Figure 5: Performance comparison on larval zebrafish DRN recordings.

(a) Two-photon calcium imaging using GCaMP6f at 30Hz was performed on three larval zebrafish in a virtual reality environment. Shown are representative fluorescence traces from seven of the imaged neurons. (b) Example recorded fluorescence traces (black) and leave-neuron-out predicted fluorescence using CILDS (orange), deconv-LDS (purple), LDS (cyan), and CIFA (brown). (c-e) Correlation between the recorded fluorescence and the leave-neuron-out predicted fluorescence for CILDS versus each of the other methods. Each point represents one neuron, where the correlation is computed for each trial (27 seconds long), then averaged across all 15 trials. Diagonal histograms show the paired difference in performance between CILDS and one of the other methods, as indicated.

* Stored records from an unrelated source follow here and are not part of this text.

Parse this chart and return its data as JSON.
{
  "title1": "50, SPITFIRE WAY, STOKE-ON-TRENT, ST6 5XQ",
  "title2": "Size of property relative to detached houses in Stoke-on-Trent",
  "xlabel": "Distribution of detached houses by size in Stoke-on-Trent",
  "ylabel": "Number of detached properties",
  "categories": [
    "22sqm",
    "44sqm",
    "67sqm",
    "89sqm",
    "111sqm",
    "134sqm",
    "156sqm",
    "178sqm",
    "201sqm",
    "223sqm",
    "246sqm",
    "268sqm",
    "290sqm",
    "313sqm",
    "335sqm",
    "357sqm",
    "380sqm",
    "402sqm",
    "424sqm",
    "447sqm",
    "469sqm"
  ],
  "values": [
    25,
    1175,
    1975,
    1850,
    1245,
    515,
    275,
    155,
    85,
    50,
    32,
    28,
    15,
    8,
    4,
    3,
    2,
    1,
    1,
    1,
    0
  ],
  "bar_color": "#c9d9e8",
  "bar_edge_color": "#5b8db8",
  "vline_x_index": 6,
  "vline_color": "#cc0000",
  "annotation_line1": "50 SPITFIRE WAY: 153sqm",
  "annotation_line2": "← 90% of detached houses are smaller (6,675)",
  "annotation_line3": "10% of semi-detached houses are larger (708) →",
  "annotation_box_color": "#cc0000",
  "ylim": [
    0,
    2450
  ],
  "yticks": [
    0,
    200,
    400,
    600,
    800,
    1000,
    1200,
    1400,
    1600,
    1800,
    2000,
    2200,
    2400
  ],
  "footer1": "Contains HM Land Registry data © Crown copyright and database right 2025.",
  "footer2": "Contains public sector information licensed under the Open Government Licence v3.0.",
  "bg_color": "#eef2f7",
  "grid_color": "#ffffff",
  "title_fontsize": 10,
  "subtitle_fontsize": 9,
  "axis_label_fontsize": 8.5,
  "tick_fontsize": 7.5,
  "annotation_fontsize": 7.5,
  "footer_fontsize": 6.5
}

The correlation is higher for CILDS than (c) LDS (p = 0.0001, n = 60 neurons, paired two-tailed t-test across the population of neurons, black asterisk indicating statistical significance), (d) deconv-LDS (p = 5.94 × 10⁻⁵, n = 60 neurons), and (e) CIFA (p = 0.046, n = 60 neurons). Note that the histograms are zoomed-in for visual clarity, and therefore the ends of the histograms are not shown. The numbered points (black circles) correspond to the examples shown in panel b. Red points indicate a statistically significant difference per neuron between CILDS and the other method being compared using a paired two-tailed t-test across trials (p < 0.05, see Methods). Note that the threshold used for the t-test means that we might expect 5% of the neurons to appear significant even if the effect is not real.